This is going to be a long story, but maybe some of you would like to study this case.
I am working on parallel graph algorithm development. I've chosen a cutting-edge, HPC parallel graph data structure named STINGER. STINGER's mission statement reads:
"STINGER should provide a common abstract data structure such that the large graph community can quickly leverage each others' research developments. [...] Algorithms written for STINGER can easily be translated/ported between multiple languages and frameworks [...] It is recognized that no single data structure is optimal for every graph algorithm. The objective of STINGER is to configure a sensible data structure that can run most algorithms well. There should be no significant performance reduction for using STINGER when compared with another general data structure across a broad set of typical graph algorithms."

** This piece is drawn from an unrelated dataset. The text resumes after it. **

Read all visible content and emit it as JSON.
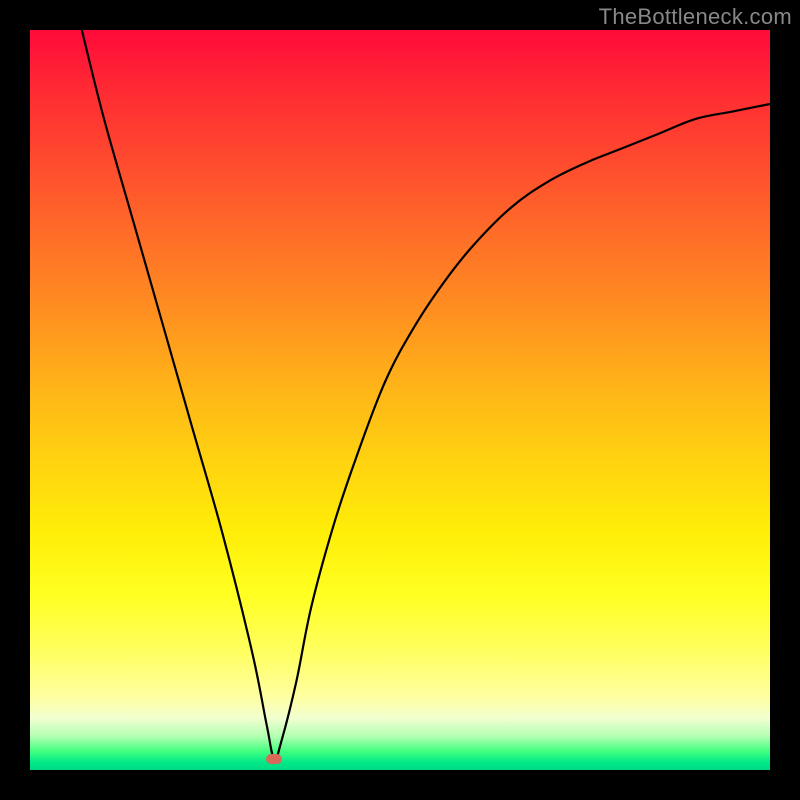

STINGER is probably rather efficient and suitable for shared-memory parallelism. On the other hand, it is not very abstract, general-purpose, or concise. The interface which STINGER provides is unsatisfactory for me for several reasons: It is too verbose (functions require parameters which are not important for my case); It models only a directed graph whereas I need an undirected one; and other reasons.
However, I shy away from implementing a new parallel graph data structure on my own.
So I've already started to encapsulate a STINGER instance with my own Graph
class. For example, to check whether an undirected edge exists, I can now call Graph::hasEdge(node u, node v)
instead of writing into my algorithms:
int to = stinger_has_typed_successor(stinger, etype, u, v);
int back = stinger_has_typed_successor(stinger, etype, v, u);
bool answer = to && back;
So far, this has worked well. Now to the topic of iteration.
STINGER realizes traversal (iteration over nodes, edges, incident edges of a node etc.) via macros. For example, you write
STINGER_PARALLEL_FORALL_EDGES_BEGIN(G.asSTINGER(), etype) {
node u = STINGER_EDGE_SOURCE;
node v = STINGER_EDGE_DEST;
std::printf("found edge (%d, %d)", u, v);
} STINGER_PARALLEL_FORALL_EDGES_END();
Here STINGER_PARALLEL_FORALL_EDGES_BEGIN
expands to
do { \
\
\
for(uint64_t p__ = 0; p__ < (G.asSTINGER())->ETA[(etype)].high; p__++) { \
struct stinger_eb * current_eb__ = ebpool + (G.asSTINGER())->ETA[(etype)].blocks[p__]; \
int64_t source__ = current_eb__->vertexID; \
int64_t type__ = current_eb__->etype; \
for(uint64_t i__ = 0; i__ < stinger_eb_high(current_eb__); i__++) { \
if(!stinger_eb_is_blank(current_eb__, i__)) { \
struct stinger_edge * current_edge__ = current_eb__->edges + i__;
The macro hides the intestines of the data structure which apparently need to be completely exposed for efficient (parallel) iteration. There are macros for various combinations, including STINGER_FORALL_EDGES_BEGIN
, STINGER_READ_ONLY_FORALL_EDGES_BEGIN
, STINGER_READ_ONLY_PARALLEL_FORALL_EDGES_BEGIN
...
Yes I could use these macros, but I wonder if there is a more elegant way to implement iteration. If I could wish for an interface, it would look similar to
G.forallEdges(readonly=true, parallel=true, {..})
GraphIterTools.forallEdges(G, readonly=true, parallel=true, {...})
where {...}
is simply a function, a closure or a "block of code", which would then be executed appropriately. However, I lack the C++ experience to implement this. I wonder what advice you can give me on this issue. Maybe also "You should go with the macros because...".